Algorithm Walkthrough

Iteration Checklist

  1. Define state (indices, window, stack, map, DP cell, or recursion frame).
  2. Apply one transition step and update the invariant.
  3. Record answer candidate when condition is met.
  4. Continue until all input is consumed.
Use the first example testcase as your mental trace to verify each transition.
Step 04

Edge Cases

Minimum Input
Single element / shortest valid input
Validate boundary behavior before entering the main loop or recursion.
Duplicates & Repeats
Repeated values / repeated states
Decide whether duplicates should be merged, skipped, or counted explicitly.
Extreme Constraints
Largest constraint values
Re-check complexity target against constraints to avoid time-limit issues.
Invalid / Corner Shape
Empty collections, zeros, or disconnected structures
Handle special-case structure before the core algorithm path.
Step 05

Full Annotated Code

Source-backed implementations are provided below for direct study and interview prep.
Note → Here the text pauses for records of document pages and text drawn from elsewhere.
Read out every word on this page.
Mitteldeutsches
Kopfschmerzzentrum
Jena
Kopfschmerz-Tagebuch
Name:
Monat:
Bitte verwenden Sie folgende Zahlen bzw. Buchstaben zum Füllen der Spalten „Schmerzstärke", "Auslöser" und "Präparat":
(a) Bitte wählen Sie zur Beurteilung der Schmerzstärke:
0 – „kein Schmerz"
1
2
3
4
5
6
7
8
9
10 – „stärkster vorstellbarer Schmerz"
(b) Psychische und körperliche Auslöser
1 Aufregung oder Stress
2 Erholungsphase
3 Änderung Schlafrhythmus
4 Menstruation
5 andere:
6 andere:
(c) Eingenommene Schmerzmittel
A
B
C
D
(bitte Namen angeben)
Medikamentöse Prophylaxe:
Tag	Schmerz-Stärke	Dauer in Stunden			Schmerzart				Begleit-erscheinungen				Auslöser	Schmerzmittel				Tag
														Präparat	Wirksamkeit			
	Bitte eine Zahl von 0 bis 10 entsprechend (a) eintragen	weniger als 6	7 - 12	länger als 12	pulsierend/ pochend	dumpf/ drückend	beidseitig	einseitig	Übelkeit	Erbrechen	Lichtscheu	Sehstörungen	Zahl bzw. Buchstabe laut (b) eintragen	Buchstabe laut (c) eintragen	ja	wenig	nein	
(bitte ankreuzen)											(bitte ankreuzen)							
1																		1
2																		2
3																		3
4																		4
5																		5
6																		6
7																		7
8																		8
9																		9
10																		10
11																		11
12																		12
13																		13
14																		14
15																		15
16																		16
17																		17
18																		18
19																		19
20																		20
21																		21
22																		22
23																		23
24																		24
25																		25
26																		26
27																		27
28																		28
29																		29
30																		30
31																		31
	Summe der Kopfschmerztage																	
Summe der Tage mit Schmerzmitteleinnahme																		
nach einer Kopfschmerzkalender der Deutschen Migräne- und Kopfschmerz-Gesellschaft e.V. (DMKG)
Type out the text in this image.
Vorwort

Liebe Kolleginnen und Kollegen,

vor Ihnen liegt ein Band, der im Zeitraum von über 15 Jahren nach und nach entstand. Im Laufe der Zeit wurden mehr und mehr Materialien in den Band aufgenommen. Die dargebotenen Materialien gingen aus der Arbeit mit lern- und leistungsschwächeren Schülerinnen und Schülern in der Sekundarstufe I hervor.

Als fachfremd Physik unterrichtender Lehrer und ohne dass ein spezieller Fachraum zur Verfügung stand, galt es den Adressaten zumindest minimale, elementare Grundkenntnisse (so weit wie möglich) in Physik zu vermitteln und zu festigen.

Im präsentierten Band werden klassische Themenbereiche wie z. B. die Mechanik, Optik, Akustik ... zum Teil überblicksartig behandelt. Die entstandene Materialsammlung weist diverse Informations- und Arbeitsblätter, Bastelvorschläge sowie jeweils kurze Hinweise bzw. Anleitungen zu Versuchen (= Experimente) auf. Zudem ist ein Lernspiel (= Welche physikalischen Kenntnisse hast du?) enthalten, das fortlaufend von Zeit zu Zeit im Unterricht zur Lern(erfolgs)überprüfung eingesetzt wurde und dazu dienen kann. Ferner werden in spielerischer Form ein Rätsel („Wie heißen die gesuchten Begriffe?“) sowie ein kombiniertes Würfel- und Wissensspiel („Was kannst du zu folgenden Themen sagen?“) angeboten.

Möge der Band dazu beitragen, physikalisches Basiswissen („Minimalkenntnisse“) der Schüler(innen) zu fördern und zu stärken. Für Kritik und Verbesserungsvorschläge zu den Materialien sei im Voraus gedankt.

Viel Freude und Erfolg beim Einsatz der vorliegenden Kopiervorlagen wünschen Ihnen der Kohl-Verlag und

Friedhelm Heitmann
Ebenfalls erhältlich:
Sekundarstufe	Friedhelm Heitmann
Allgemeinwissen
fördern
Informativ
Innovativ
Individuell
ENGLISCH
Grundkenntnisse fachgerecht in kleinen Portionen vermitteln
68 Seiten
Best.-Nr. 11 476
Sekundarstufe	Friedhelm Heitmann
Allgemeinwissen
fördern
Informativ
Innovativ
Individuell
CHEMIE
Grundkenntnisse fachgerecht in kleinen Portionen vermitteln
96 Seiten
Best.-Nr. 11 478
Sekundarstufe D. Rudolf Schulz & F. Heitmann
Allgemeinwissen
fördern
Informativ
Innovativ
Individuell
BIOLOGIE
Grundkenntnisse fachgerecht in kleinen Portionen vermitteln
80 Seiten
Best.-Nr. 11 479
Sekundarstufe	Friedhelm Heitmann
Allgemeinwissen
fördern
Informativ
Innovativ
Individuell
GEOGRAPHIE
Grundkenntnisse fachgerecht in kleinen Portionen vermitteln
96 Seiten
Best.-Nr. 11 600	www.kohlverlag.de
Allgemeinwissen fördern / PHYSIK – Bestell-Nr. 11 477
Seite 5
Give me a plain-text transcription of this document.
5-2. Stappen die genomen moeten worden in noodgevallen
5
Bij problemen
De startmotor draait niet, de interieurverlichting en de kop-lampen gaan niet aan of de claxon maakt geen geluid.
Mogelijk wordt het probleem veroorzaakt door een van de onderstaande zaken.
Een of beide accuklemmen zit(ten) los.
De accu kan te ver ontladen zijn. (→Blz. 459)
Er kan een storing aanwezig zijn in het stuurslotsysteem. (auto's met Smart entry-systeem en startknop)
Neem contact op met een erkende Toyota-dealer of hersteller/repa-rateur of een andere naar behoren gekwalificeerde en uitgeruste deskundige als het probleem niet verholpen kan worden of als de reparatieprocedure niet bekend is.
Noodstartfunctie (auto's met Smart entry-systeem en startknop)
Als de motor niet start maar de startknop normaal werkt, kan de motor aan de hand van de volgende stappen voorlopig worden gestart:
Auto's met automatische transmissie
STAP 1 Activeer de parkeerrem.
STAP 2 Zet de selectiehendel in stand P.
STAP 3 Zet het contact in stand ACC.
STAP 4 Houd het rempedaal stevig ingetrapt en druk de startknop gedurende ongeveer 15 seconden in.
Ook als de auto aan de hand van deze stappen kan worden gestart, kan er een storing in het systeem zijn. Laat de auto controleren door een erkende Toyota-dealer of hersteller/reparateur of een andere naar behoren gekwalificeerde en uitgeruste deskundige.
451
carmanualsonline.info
// Accepted solution for LeetCode #1987: Number of Unique Good Subsequences
class Solution {
    public int numberOfUniqueGoodSubsequences(String binary) {
        final int mod = (int) 1e9 + 7;
        int f = 0, g = 0;
        int ans = 0;
        for (int i = 0; i < binary.length(); ++i) {
            if (binary.charAt(i) == '0') {
                g = (g + f) % mod;
                ans = 1;
            } else {
                f = (f + g + 1) % mod;
            }
        }
        ans = (ans + f + g) % mod;
        return ans;
    }
}
Step 06

Interactive Study Demo

Use this to step through a reusable interview workflow for this problem.

Press Step or Run All to begin.
Step 07

Complexity Analysis

Time
O(n × m)
Space
O(n × m)

Approach Breakdown

RECURSIVE
O(2ⁿ) time
O(n) space

Pure recursion explores every possible choice at each step. With two choices per state (take or skip), the decision tree has 2ⁿ leaves. The recursion stack uses O(n) space. Many subproblems are recomputed exponentially many times.

DYNAMIC PROGRAMMING
O(n × m) time
O(n × m) space

Each cell in the DP table is computed exactly once from previously solved subproblems. The table dimensions determine both time and space. Look for the state variables — each unique combination of state values is one cell. Often a rolling array can reduce space by one dimension.

Shortcut: Count your DP state dimensions → that’s your time. Can you drop one? That’s your space optimization.
Coach Notes

Common Mistakes

Review these before coding to avoid predictable interview regressions.

State misses one required dimension

Wrong move: An incomplete state merges distinct subproblems and caches incorrect answers.

Usually fails on: Correctness breaks on cases that differ only in hidden state.

Fix: Define state so each unique subproblem maps to one DP cell.